Doyle had sat nonchalantly in the dock as the court heard he had previously acted in a manner chillingly similar to the attack on Ms Rees.
On New Year's Day in 1989 he throttled his then estranged wife at her home in Western Australia, and also attacked her boyfriend. She only escaped after kicking him and forcing him to loosen his grip.
Judge Graham Cottle rejected Doyle's attempt to argue self defence in the murder of Ms Rees, who was originally from Aberdare in South Wales, saying part of his story of what happened - claiming he had been taking her to a doctor when he crashed - had been "fanciful".
Describing the murder as "brutal", Judge Cottle said: "I have no doubt it was made perfectly clear that night, in some way or another, that this (relationship) was over.
"The events of that day and that evening were more than sufficient to draw a line under that relationship that was already in serious difficulty."
The trial had heard that Doyle's drunken and late arrival at the Royal Devon and Exeter Hospital to collect his partner, with whom he had lived for 12 years, was the final straw in an already troubled relationship.
In the months before her death, Ms Rees had told colleagues at Peter Peter & Wright solicitors in Okehampton that she wanted to end the relationship.
She was the sole breadwinner while he was meant to be renovating the mill as the start of a property empire that would allow her to quit working. But he was making slow progress, while Doyle was angry at the amount of weight she had put on - though she had lost significant weight in the months before her death.

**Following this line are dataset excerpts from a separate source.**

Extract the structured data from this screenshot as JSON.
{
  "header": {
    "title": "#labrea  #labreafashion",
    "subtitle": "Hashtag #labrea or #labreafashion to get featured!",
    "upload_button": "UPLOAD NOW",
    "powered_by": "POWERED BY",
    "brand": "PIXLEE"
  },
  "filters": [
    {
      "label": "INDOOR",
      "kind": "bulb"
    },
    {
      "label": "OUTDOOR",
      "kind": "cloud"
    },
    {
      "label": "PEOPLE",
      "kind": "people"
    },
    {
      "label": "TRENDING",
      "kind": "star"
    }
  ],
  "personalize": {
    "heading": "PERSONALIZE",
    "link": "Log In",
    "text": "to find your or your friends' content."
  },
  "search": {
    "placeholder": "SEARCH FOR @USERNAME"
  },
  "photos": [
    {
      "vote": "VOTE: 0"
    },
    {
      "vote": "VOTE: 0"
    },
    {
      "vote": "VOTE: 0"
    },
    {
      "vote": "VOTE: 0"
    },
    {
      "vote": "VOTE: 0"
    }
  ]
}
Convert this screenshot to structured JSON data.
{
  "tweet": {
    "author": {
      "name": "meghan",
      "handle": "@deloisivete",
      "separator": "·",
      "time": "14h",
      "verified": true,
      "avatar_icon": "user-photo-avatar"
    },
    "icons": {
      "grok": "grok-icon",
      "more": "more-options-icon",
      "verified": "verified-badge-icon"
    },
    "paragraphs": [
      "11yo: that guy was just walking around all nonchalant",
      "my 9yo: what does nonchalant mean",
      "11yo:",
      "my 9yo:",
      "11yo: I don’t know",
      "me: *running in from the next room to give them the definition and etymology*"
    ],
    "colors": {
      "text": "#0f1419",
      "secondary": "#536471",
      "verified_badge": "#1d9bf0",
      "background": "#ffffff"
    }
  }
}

He had also discovered she had been exchanging emails with a man she met online.
Doyle first crashed into a traffic island and punctured a tyre but drove on for more than two miles on the flat tyre and then the bare wheel rim before crashing again.
He refused to answer questions during interviews and issued only a statement admitting rowing with Ms Rees and struggling with her as she held a knife but saying he did not remember anything else. During the trial he claimed he acted in self defence.
Judge Cottle said it was clear that after he stabbed Ms Rees, missing vital organs, he then strangled her, most likely with a bra later found alongside the knife in his van.
Michael Fitton QC, defending Doyle, said that his actions had not been premeditated but occurred in the "heat" of an argument.
"That argument clearly had its genesis in his behaviour of that day and his failure to give Sian Rees the support she was entitled to after her treatment that day," he added.
Outside court, Acting Detective Chief Inspector Michael West, who led the murder investigation, said Doyle's lies during the trial had shown his "contempt for her memory".
Describing Doyle as "dangerous and manipulative", the detective said: "He tried to present himself as a kind and loving partner to Sian, but the fact was that she received life-saving treatment for breast cancer on the same day that he killed her, and I have no doubt whatsoever that placing her body and the items he used to kill her in the vehicle was a sincere and significant effort to hide all evidence of wrongdoing.
"Sian presented no threat to Doyle whatsoever... any attempt to say that she did shows contempt for her memory."